Tuesday, June 8, 2010

That once-every-four-years international non-Olympic sports thingy

Back in college I tried really hard to get into soccer.

I swear, I did.

I spent a couple of days surfing the Web, figuring out the teams, deciding who I would pledge my undying love to (It was a draw between Michael Ballack's Chelsea FC and Liverpool's much cooler logo), learning the rules, rosters, etc.

It didn't take.

And it's not because I don't like the concept of liking soccer. In fact, I'm in love with the concept of following soccer. Who wouldn't want to be an aficianado of "the beautiful" game? On paper it sounds great, very sophisticated even. Like having a taste for 12-year-old single malt highland scotch and Cuban cigars.

But in reality it means scheduling your day around games (or "matches") taking place across the Atlantic, following multiple leagues and ever-changing rosters with little to no emotional connection to what's going on. For me, watching a soccer match was like trying to get excited about a San Jose - Anaheim NHL game. And for me, sports is all about the emotional connection.

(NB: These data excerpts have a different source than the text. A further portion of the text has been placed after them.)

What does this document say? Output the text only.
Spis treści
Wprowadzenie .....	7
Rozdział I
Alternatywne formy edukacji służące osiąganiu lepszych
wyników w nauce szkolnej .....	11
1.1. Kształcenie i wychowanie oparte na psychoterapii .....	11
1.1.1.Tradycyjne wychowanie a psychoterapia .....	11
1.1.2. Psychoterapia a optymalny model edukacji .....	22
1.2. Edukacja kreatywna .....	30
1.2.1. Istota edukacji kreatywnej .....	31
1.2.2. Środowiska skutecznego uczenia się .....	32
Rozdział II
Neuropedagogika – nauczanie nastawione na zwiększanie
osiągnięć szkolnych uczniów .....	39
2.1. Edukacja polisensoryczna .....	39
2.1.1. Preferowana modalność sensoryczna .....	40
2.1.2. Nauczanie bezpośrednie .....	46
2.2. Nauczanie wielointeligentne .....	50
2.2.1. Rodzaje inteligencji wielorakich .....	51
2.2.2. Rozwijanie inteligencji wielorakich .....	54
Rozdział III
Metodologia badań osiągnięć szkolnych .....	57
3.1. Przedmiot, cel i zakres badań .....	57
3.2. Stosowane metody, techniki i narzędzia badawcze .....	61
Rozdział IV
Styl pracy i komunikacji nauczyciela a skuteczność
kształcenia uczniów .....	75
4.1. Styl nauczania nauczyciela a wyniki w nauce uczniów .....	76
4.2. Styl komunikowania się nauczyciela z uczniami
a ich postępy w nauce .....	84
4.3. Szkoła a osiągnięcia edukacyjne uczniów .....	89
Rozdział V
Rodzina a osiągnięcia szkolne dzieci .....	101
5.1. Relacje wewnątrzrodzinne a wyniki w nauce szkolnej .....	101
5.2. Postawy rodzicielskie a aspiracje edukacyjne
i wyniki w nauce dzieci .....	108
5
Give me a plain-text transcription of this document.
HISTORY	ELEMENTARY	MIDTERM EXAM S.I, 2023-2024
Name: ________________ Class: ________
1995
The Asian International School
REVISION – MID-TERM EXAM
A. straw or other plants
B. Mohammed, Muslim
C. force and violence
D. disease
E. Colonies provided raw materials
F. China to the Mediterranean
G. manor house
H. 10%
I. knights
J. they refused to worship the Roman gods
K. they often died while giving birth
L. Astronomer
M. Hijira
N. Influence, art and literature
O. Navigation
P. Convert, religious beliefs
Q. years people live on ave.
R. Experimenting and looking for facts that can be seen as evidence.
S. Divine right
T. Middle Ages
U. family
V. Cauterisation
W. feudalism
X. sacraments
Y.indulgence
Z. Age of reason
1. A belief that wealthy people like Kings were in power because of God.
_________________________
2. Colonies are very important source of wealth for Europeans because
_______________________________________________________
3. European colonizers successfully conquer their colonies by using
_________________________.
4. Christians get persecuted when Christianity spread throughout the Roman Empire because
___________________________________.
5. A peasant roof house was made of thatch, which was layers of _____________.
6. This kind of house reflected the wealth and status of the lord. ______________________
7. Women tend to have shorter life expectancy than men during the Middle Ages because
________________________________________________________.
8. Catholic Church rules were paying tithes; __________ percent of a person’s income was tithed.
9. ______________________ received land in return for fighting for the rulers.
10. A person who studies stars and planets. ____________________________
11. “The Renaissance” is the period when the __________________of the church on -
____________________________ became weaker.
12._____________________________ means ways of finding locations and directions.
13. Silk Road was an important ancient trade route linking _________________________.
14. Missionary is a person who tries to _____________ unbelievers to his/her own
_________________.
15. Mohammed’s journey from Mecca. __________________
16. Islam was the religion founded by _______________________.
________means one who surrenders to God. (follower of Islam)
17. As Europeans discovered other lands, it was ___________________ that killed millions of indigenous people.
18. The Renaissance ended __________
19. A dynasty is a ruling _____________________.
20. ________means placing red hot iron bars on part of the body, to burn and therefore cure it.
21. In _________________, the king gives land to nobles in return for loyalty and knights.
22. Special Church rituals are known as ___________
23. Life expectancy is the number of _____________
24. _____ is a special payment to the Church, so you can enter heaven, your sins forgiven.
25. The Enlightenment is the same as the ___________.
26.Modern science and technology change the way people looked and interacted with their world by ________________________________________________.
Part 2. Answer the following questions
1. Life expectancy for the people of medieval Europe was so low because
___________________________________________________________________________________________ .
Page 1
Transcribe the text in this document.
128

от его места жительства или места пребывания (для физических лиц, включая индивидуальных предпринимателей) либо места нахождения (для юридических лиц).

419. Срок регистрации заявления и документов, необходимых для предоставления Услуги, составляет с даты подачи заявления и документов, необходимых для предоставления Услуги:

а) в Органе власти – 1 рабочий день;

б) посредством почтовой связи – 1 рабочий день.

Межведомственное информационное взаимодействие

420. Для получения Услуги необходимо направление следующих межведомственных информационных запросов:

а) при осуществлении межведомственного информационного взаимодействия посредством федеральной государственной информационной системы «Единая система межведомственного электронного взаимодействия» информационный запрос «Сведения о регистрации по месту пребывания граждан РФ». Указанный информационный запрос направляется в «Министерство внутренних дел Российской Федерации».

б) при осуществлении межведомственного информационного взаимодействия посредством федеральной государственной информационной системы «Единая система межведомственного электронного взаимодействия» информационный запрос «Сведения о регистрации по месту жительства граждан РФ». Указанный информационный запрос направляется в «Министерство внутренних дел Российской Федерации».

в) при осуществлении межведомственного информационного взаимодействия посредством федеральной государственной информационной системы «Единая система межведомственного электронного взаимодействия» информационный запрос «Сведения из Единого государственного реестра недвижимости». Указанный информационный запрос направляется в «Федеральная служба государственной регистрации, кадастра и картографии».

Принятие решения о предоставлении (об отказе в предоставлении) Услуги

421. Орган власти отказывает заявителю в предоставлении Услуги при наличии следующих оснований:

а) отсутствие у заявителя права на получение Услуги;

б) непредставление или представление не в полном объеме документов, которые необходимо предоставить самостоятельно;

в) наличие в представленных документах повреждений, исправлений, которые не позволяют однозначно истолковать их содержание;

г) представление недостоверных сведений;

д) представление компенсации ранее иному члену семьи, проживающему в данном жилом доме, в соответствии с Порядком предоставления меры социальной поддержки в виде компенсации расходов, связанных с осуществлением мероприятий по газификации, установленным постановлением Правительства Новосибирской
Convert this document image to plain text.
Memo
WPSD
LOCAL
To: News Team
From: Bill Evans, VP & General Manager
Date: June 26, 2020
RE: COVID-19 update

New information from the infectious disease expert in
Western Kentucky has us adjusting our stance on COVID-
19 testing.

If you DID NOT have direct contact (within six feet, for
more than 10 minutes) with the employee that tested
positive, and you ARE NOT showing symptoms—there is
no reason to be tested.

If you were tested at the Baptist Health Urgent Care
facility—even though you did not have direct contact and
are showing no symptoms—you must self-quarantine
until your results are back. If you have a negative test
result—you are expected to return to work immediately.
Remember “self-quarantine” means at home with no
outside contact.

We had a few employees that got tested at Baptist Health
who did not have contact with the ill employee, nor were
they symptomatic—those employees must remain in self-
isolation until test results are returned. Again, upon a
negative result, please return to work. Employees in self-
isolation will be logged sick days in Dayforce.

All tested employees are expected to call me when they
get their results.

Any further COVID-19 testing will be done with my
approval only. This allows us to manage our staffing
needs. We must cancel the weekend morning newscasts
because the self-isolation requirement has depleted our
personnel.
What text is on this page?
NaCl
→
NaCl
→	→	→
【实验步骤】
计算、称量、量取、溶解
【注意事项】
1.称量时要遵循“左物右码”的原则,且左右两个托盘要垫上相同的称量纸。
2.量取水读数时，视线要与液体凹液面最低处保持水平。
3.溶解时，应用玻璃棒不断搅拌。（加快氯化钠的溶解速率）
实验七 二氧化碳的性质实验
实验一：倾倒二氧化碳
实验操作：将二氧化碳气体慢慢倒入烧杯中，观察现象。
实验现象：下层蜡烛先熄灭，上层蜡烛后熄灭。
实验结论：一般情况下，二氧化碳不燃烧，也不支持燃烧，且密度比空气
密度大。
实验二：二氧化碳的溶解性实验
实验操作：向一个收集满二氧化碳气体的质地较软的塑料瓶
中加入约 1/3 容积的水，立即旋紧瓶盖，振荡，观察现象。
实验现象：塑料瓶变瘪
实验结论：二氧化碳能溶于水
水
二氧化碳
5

But once every four years I have the opportunity to watch and actually enjoy soccer and that time is quickly approaching. The only thing not to like about the World Cup is how it seems to divide sports fans - American sports fans - into three camps: the self-righteous footballers, indignant soccer haters and everybody else.

Of course this could just be overhyped by the ol' sports media, but just wait we'll be inundated with columns, articles, podcasts discussing why Americans can't/don't/won't embrace the world's most popular sport. Here's ESPN's Jeff MacGregor:

Hanging there somewhere between the comic and the tragic, the right and the wrong, the left and the right, the truth and the lie, is our American relationship to soccer. Well, to football. Futbol. Fußball. Whatever. Even as the world gets smaller, how is it possible that at this late date we remain such strangers to The Beautiful Game?

The 19th World Cup, under way this week in South Africa, will at last change all that.

Unless, of course, it does not.

Because predicting the arc of soccer's popularity in the United States is a fool's errand. It is also a cottage industry. Never more so than during the quadrennial global tournament. Thus, by mid-July, we'll all be up to our necks in the oracular math of "what if?" What if the U.S. men do well? What if they do not? What if TV ratings are up? What if they are not? What of Slovakia? What of Slovenia? Or Fredonia? What if Landon Donovan plays like Landon Donovan McNabb? Whatever happened to Beckham and Pelé and all those sky-high hopes for stateside soccer? Who at long last will become the Prometheus of American footie? Of what real use is a goalkeeper, anyway? And what if tens of thousands of words a day are spilled into the Gulf of Lexico in service of the idea that meaning must be made of it all? Who cleans that up?

What if?

"Help!" cries the American sports fan. "Enough! I just want to know whether to send my noncontact sons and daughters to soccer or to band practice after school!"

I hope soccer becomes popular in this country. Because sports are fun. But hearing why the American public is boorish by failing to follow MLS or FIFA on non-World Cup years or why American sports are so much better is the real bore. So sportswriters, do you part, help me learn about the history, passion and everything else there is to love about football without the psychoanalysis.

UPDATE: Just came across this Joel Dreyfuss column on largely the same topic. At least I'm not alone:

"There's still a certain amount of snobbishness in following international soccer from the U.S. It doesn't rank up there with squash racquets peeking out of your briefcase, but by rooting for proper "football," you join that secret society of snobs who talk 4-4-2 versus 3-5-2 lineups and actually understand the offside rule. I have to admit, since it's gotten a lot easier to be a soccer snob, that's probably not a good thing for exclusivity. But there are definite benefits in being able to lie on your couch over the next several weeks and flip your remote between two World Cup matches."